Low cost triazatruxene hole transporting material for >20% efficiency perovskite solar cells

Abstract

Organic hole-transporting materials (HTM) have shown excellent ability in achieving high efficiency perovskite solar cells. However, their high cost significantly limits their applications in scaling-up perovskite solar cells. Here, we report an efficient, low-cost HTM, called TAT-^tBuSty, comprising a central triazatruxene moiety with 3 terminal tert-butoxy styrene groups and 3 hexyl side chains on the indole nitrogen. For the first time, we use an inexpensive liquid precursor to attach the donor ligand to the molecule. This enables purification of the HTM using a silica plug and recrystallization without the need for complicated column chromatography, which is typically required to purify solid-precursor-prepared HTMs. We estimate that the cost for the purified TAT-^tBuSty is $69.90 g⁻¹, which is 35% cheaper than the widely-used 2,2′7,7′-tetrakis-(N,N-di-p-methoxyphenyl-amine)-9,9′-spirobifluorene (spiro-OMeTAD; ca. $112.05 g⁻¹).
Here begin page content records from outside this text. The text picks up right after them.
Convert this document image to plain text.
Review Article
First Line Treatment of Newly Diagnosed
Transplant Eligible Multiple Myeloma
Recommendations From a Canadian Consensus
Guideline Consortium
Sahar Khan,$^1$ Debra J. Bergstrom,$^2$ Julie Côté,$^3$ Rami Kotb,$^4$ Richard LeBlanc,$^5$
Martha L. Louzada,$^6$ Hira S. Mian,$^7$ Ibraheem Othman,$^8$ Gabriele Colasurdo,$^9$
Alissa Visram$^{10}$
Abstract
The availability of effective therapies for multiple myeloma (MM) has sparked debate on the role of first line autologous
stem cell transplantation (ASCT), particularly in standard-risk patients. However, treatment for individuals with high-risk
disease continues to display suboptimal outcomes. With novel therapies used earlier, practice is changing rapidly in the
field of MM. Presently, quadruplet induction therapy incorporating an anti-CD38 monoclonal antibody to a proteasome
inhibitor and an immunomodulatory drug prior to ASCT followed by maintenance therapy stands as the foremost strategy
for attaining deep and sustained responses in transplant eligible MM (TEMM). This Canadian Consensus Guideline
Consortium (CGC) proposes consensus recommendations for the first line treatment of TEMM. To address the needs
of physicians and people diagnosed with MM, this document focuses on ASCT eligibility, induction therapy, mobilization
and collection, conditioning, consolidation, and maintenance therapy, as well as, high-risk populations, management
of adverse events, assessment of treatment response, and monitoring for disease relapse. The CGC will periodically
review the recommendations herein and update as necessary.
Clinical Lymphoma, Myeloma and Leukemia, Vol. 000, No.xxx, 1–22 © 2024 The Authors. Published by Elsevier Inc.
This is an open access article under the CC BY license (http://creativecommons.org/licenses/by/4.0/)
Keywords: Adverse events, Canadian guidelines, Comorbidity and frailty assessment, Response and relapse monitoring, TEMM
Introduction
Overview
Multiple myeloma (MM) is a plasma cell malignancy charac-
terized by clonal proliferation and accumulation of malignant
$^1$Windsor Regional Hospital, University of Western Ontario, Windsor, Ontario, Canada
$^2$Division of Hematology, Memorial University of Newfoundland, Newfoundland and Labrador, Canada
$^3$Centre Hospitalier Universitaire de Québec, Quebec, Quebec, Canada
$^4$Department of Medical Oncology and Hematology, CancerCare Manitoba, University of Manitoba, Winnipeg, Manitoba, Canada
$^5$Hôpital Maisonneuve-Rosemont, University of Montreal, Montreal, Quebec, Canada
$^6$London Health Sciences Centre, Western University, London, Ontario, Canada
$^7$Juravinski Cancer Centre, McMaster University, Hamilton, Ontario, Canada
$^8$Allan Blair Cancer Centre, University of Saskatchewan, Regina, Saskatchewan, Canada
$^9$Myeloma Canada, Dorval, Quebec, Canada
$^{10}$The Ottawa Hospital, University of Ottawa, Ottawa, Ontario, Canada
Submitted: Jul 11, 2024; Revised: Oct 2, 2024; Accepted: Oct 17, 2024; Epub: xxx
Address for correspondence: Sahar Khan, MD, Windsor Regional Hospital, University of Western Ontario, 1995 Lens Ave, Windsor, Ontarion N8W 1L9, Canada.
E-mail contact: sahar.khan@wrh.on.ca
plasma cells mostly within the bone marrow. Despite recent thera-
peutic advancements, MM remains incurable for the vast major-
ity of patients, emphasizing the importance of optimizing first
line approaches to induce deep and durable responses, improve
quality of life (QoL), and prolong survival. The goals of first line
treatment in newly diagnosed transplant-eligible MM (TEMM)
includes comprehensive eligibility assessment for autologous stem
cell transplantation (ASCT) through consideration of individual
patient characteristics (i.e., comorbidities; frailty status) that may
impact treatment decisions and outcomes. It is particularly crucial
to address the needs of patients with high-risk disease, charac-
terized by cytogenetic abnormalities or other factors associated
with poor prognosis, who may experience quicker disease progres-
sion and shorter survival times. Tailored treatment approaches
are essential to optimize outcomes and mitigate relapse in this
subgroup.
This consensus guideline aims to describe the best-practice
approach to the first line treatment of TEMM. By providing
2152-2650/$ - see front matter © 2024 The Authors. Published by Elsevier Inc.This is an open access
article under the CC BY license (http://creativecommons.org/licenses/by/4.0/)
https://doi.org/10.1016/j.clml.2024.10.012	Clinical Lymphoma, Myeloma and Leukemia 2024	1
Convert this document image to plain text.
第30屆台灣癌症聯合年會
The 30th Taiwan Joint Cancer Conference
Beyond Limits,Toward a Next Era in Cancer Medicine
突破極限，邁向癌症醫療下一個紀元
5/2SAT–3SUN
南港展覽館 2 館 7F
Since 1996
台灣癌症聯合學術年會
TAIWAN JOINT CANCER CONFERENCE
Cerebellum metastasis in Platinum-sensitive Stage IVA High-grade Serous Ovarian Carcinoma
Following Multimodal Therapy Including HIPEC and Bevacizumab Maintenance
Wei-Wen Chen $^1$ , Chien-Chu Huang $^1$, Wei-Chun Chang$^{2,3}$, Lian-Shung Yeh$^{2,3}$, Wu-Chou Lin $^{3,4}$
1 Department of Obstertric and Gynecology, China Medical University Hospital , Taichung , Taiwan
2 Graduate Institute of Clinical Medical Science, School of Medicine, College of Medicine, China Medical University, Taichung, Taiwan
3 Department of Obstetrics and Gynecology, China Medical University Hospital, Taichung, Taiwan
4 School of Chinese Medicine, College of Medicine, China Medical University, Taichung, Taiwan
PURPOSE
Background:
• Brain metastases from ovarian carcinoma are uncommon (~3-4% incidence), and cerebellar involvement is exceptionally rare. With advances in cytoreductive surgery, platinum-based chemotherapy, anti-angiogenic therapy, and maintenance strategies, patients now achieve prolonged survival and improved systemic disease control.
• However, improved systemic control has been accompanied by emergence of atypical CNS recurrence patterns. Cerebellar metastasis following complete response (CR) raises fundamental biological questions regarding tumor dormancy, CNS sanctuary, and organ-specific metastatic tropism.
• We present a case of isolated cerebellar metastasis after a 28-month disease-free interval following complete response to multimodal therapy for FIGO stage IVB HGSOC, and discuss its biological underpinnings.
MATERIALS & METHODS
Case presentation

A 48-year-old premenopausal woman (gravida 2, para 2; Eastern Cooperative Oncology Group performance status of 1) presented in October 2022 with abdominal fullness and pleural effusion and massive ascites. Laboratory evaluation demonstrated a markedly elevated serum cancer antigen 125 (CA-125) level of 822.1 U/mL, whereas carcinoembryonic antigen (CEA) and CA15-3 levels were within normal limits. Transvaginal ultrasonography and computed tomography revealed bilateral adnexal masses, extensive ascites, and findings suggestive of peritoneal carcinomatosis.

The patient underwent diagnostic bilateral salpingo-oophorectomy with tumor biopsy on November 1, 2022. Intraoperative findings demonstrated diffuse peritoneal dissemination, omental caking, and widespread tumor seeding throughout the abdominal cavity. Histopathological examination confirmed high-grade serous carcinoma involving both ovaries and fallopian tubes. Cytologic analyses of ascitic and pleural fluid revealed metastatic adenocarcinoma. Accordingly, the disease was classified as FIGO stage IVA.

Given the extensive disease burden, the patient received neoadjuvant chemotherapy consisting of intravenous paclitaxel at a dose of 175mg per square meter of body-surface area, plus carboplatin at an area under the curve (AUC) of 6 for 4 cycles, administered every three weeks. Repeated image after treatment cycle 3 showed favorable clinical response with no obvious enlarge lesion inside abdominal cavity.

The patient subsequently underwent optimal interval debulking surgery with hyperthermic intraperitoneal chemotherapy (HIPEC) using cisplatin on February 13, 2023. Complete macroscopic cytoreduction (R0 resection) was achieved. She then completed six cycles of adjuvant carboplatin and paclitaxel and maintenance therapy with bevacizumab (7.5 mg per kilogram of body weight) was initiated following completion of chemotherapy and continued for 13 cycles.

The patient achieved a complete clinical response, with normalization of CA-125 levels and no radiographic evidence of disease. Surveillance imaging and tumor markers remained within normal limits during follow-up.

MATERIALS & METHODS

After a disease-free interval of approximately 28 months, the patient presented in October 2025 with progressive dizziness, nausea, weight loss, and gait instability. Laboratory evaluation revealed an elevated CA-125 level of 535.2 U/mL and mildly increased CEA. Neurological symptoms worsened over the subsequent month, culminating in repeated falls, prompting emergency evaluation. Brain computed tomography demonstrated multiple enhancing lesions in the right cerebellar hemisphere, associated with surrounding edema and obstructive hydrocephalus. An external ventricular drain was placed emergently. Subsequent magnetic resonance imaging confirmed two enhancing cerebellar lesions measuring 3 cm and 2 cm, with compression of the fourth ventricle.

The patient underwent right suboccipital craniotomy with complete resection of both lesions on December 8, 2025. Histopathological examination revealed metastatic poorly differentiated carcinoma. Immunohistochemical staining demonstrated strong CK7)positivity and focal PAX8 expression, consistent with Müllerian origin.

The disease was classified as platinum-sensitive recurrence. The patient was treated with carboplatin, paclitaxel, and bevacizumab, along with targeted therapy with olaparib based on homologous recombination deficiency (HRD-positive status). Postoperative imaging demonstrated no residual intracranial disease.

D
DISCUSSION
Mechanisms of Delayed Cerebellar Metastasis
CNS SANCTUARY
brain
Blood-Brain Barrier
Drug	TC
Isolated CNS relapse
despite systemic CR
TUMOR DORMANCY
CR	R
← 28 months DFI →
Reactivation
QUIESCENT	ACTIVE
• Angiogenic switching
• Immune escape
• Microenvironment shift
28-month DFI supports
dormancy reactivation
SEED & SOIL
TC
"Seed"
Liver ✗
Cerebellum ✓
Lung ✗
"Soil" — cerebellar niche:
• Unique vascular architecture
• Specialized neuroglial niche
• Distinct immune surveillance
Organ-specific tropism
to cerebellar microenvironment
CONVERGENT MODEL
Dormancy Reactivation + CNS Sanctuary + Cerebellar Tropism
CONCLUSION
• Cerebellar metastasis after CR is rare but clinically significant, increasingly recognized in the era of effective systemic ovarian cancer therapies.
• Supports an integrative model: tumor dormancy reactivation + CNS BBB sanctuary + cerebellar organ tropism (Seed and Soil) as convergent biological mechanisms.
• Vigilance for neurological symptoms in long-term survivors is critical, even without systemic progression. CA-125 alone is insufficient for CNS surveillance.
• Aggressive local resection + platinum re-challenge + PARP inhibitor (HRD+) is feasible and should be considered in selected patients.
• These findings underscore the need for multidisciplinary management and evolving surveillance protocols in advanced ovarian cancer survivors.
Using this low-cost TAT-^tBuSty as the HTM in a caesium-formamidinium mixed-cation perovskite solar cell, we have successfully achieved a champion power conversion efficiency (PCE) of 20.3% (19.4% stabilized efficiency), which is comparable to the efficiency of devices using the reference spiro-OMeTAD HTM. Our work is crucial for up-scaling of next-generation high-performance metal-halide perovskite solar cells.